The FINANCIAL — It’s an age of abundant media, as digital channels add to the flow of content from which consumers can choose.
Online video, social networking and other digital options are occupying increasing amounts of consumer time. Mobile technology is extending people’s ability to access digital content throughout the day. And television is as popular as ever, taking up the biggest share of consumers’ time spent with media.
But there’s a catch: multitasking.
“For marketers, the age of multitasking means consumers are available to receive multiple streams of messages at the same time,” said Mark Dolliver, eMarketer analyst and author of the new report, “Time Spent with Media: Consumer Behavior in the Age of Multitasking.” “But multitasking also yields an audience whose attention is divided.”
eMarketer estimates US adults crammed more than 11 hours of media content into an average day in 2011, double-counting for simultaneous usage.For marketers, the downside of multitasking is self-evident: a distracted audience. But some experts, in interviews with eMarketer, noted a potential upside if marketers can come at the consumer from multiple angles at the same moment.
Opportunities arise in cases where multitasking builds attention around a body of content rather than dispersing it across unrelated activities. “When people sit down to watch a TV show and they have their iPad with them, they’re not necessarily multitasking in contradictory ways,” noted Edward Boches, longtime creative director at the Mullen ad agency and now its chief innovation officer. “I may be using my iPhone or my iPad to GPS a location that’s in a TV show. Or I might be watching something and there might be a historical reference, and I’ll quickly just Google something. It’s not that I’m trying to do two or three different things at the same time. It might be that I’m using one device to augment the experience of another.”
Indeed, 19% of smartphone and tablet owners surveyed in Q3 2011 by Nielsen reported using their mobile devices to seek information related to a commercial. That dovetails with the findings of a Q2 2011 Ipsos MediaCT survey of online consumers. Asked about activities they engage in while watching TV, 16% of respondents in that survey said they go to websites for companies whose ads they’ve seen.

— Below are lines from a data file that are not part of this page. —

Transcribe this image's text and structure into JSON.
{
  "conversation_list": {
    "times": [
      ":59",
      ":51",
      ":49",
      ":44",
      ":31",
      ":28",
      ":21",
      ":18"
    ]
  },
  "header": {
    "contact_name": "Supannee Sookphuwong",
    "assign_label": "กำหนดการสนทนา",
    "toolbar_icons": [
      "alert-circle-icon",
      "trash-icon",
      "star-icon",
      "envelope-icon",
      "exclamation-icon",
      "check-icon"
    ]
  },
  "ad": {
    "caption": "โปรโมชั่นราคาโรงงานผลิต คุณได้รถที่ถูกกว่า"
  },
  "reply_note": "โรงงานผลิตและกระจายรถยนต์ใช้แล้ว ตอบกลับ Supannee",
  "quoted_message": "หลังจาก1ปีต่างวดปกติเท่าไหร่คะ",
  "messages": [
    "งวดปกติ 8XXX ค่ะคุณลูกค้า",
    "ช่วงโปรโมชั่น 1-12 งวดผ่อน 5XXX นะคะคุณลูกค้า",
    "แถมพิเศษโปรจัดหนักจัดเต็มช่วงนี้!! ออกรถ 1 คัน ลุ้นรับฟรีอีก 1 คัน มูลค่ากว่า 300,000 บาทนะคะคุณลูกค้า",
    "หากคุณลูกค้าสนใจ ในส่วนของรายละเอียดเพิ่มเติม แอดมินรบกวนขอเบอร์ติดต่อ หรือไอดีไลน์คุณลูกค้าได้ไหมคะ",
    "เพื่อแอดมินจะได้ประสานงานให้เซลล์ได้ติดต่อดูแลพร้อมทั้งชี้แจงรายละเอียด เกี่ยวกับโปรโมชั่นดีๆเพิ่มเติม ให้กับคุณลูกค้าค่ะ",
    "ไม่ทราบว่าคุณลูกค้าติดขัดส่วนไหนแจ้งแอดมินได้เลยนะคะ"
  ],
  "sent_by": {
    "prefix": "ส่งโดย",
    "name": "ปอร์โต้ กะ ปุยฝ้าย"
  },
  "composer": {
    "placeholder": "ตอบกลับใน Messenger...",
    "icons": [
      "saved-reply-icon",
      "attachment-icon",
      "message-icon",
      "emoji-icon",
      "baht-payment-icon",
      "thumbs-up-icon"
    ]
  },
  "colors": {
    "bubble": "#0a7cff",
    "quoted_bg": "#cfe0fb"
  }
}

According to eMarketer, a brand that’s prepared to meet the consumer on multiple platforms—with useful things to say in each venue—can engage its audience more deeply than ever. Compared to even the recent past, there’s now more of a payoff for being smart and more of a penalty for being boring or irrelevant in one’s messaging. Sometimes, being smart will mean not imposing unduly on consumers with messages they don’t need. In the age of multitasking, an essential task for marketers will be to make sure they’re not wasting the consumer’s time.